Just as an example. Seems like we want to arrive at something easy 
enough to interpret _anywhere_, since you never know where you'll need 
to process marc.

Simply reading a list of json records one at a time -- seems like it's 
not too much to ask for a solution that does not require complicated 
code that only has been written for some platforms.
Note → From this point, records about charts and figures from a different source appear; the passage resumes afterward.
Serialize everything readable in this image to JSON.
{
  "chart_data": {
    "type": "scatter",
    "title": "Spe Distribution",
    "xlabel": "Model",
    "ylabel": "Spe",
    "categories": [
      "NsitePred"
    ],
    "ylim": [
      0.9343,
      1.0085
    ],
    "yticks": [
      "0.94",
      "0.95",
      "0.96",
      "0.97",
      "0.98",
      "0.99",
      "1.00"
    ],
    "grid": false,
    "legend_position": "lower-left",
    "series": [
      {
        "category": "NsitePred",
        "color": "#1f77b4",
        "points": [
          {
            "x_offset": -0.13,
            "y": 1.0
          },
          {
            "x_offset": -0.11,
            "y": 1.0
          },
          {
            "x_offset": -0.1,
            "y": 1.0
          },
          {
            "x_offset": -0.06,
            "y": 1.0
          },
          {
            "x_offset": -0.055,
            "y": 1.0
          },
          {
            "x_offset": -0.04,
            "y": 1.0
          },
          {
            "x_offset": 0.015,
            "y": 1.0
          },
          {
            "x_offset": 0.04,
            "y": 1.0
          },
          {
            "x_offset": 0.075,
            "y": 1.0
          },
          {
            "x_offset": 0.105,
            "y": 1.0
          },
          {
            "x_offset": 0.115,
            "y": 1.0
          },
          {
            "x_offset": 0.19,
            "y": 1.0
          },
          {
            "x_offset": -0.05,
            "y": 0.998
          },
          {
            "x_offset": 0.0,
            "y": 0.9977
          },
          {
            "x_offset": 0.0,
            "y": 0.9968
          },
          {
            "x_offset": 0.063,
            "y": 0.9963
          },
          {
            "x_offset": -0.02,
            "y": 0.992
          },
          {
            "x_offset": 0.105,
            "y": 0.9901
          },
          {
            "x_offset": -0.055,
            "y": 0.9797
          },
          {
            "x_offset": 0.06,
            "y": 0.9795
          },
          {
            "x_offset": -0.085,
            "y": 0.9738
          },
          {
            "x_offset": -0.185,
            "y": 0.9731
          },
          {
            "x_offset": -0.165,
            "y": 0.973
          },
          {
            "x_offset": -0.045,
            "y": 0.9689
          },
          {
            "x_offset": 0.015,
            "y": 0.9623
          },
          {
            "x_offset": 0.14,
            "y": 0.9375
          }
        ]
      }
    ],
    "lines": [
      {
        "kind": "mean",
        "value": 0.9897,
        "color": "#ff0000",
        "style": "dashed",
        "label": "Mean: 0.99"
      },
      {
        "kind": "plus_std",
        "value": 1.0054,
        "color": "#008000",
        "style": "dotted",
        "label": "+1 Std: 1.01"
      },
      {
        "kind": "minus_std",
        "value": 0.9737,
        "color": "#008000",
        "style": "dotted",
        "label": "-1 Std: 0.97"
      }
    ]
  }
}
This does not seem 
like a complicated enough problem that you have to resort to complicated 
solutions like json pull parsers.

newline-delimited is certainly one simple solution, even though the 
aggregate file is not valid JSON. Does it matter?  Not sure if there are 
any simple solutions that still give you valid JSON, but if there 
aren't, I'd rather sacrifice valid JSON (that it's unclear if there's 
any important use case for anyway), than sacrifice simplicity.

On 12/1/2011 2:47 PM, Bill Dueber wrote:
> I was a strong proponent of NDJ at one point, but I've grown less strident
> and more weary since then.
>
> Brad Baxter has a good overview of some options[1]. I'm assuming it's a
> given we'd all prefer to work with valid JSON files if the pain-point can
> be brought down far enough.
>
> A couple years have passed since we first talked about this stuff, and the
> state of JSON pull-parsers is better than it once was:
>
>    * yajl[2] is a super-fast C library for parsing json and support stream
> parsing. Bindings for ruby, node, python, and perl are linked to off the
> home page. I found one PHP binding[3] on github which is broken/abandoned,
> and no other pull-parser for PHP that I can find. Sadly, the ruby wrapper
> doesn't actually expose the callbacks necessary for pull-parsing, although
> there is a pull request[4] and at least one other option[5].
>    * Perl's JSON::XS supports incremental parsing
>    * the Jackson java library[6] is excellent and has an easy-to-use
> pull-parser. There are a few simplistic efforts to wrap it for jruby/jython
> use as well.
>
> Pull-parsing is ugly, but no longer astoundingly difficult or slow, with
> the possible exception of PHP. And output is simple enough.
>
> As much as it makes me shudder, I think we're probably better off trying to
> do pull parsers and have a marc-in-json document be a valid JSON array.
>
> We could easily adopt a *convention* of, essentially, one-record-per-line,
> but wrap it in '[]' to make it valid json. That would allow folks with a
> pull-parser to write a real streaming reader, and folks without to "cheat"
> (ditch the leading and trailing [], and read the rest as
> one-record-per-line) until such a time as they can start using a more
> full-featured json parser.
>
> 1.
> http://en.wikipedia.org/wiki/User:Baxter.brad/Drafts/JSON_Document_Streaming_Proposal
> 2. http://lloyd.github.com/yajl/
> 3. https://github.com/sfalvo/php-yajl
> 4. https://github.com/brianmario/yajl-ruby/pull/50
> 5. http://dgraham.github.com/json-stream/
> 6. http://wiki.fasterxml.com/JacksonHome
>
>
>
> On Thu, Dec 1, 2011 at 12:56 PM, Michael B. Klein<[log in to unmask]>  wrote:
>
>> +1 to marc-in-json
>> +1 to newline-delimited records
>> +1 to read support
>> +1 to edsu, rsinger, BillDueber, gmcharlt, and the other module maintainers
>>
>> On Thu, Dec 1, 2011 at 9:31 AM, Keith Jenkins<[log in to unmask]>  wrote:
>>
>>> On Thu, Dec 1, 2011 at 11:56 AM, Gabriel Farrell<[log in to unmask]>
>>> wrote:>  I suspect newline-delimited will win this race.
>>> Yes.  Everyone please cast a vote for newline-delimited JSON.
>>>
>>> Is there any consensus on the appropriate mime type for ndj?
>>>
>>> Keith
>>>
>
>